Maryland counties meet funding requirements to reduce stormwater pollution
9 Counties, Baltimore City Put Forward Plans without State Mandate
Baltimore, MD (October 18, 2016) – Maryland’s largest jurisdictions have met their requirements under state law to develop financing plans to reduce polluted stormwater runoff and protect and restore local waters and the Chesapeake Bay.
A review by the Maryland Department of the Environment determined that Baltimore City and the state’s largest counties dedicated funding for clean water projects as required under Maryland’s Watershed Protection and Restoration Program. That program was revised under a bill, signed into law by Governor Larry Hogan in 2015, that repealed a mandate that forced local jurisdictions to collect a stormwater remediation fee and instead gave them the flexibility to enact a plan that best fit their individual situation. The total projected investment for stormwater reduction projects for Maryland’s largest jurisdictions is more than $1 billion over five years.
“Today’s news further illustrates what many Marylanders and local officials have already known for years: the state does not need to impose yet another burdensome tax on homeowners and job creators in order to successfully manage stormwater runoff,” said Governor Hogan. “The innovative plans put forward by these jurisdictions offer even more proof that repealing the Rain Tax was the right thing to do.”
“Collaboration and innovation are crucial to so much of what Maryland does as an environmental leader in the Chesapeake Bay region, and the ongoing effort to reduce polluted stormwater runoff reflects that spirit,” said Maryland Secretary of the Environment Ben Grumbles. “The revised stormwater program provides flexibility while demanding accountability and results. Maryland’s largest jurisdictions deserve credit for stepping forward to pay for these clean water projects – for the good of our environment and Maryland’s economy.”
The revisions to Maryland’s stormwater management program signed into law in 2015 required each of Maryland’s 10 largest urban jurisdictions to develop a Financial Assurance Plan to show how the treatment of stormwater runoff will be paid for over the next five years. These plans provide a financial roadmap for complying with municipal stormwater permit requirements and federal water pollution limits for the Chesapeake Bay. The jurisdictions that are affected by these requirements are: Baltimore City and Anne Arundel, Baltimore, Carroll, Charles, Frederick, Harford, Howard, Montgomery and Prince George’s counties.
The 2015 law also requires the Maryland Department of the Environment to provide an annual report on the plans and to determine whether the jurisdictions’ plans include sufficient funding – defined as funding of at least 75 percent of municipal stormwater permit impervious surface restoration plan requirements over the next two state fiscal years. The Department has completed its annual report and has found that each of the jurisdictions has sufficient funding in its plan, and will work directly with the counties to facilitate any needed adjustments.

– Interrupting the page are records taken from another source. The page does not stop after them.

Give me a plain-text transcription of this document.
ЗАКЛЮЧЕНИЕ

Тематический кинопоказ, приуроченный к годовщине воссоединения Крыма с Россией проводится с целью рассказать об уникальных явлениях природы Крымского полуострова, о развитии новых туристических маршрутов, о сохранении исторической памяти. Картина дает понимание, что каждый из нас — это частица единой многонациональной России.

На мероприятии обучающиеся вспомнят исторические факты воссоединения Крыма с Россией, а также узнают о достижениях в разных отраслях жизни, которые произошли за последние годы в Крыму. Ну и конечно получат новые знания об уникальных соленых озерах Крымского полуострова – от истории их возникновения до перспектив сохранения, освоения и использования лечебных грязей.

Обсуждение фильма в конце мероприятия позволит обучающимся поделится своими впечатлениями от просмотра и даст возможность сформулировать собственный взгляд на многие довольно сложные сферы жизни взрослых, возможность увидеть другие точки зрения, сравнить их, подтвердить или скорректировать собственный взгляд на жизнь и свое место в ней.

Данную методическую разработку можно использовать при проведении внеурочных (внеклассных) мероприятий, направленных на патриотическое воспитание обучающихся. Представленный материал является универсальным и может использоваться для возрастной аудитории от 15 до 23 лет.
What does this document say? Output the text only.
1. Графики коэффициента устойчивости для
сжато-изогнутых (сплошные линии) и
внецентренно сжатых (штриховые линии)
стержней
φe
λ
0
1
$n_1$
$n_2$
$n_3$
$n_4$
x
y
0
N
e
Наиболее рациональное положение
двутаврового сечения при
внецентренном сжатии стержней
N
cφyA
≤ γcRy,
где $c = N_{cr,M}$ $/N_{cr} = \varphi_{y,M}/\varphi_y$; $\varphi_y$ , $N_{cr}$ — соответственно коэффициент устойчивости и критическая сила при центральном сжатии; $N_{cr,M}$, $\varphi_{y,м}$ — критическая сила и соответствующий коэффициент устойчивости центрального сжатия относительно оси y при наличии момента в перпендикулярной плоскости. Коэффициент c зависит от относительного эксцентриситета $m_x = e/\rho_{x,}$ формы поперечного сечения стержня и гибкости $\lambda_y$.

Maryland is a recognized national leader in urban stormwater restoration work. Through mid 2015, more than 8,000 impervious acres were restored under Maryland local jurisdictions’ municipal stormwater permits, and Maryland jurisdictions are projected to restore more than 34,000 acres by the end of the five-year permit term. In comparison, Washington, D.C., among regional leaders in green infrastructure, is projected to restore 500 acres by the end of its permit term, and Philadelphia, a national model for green infrastructure, is projected to restore 10,000 acres by 2035.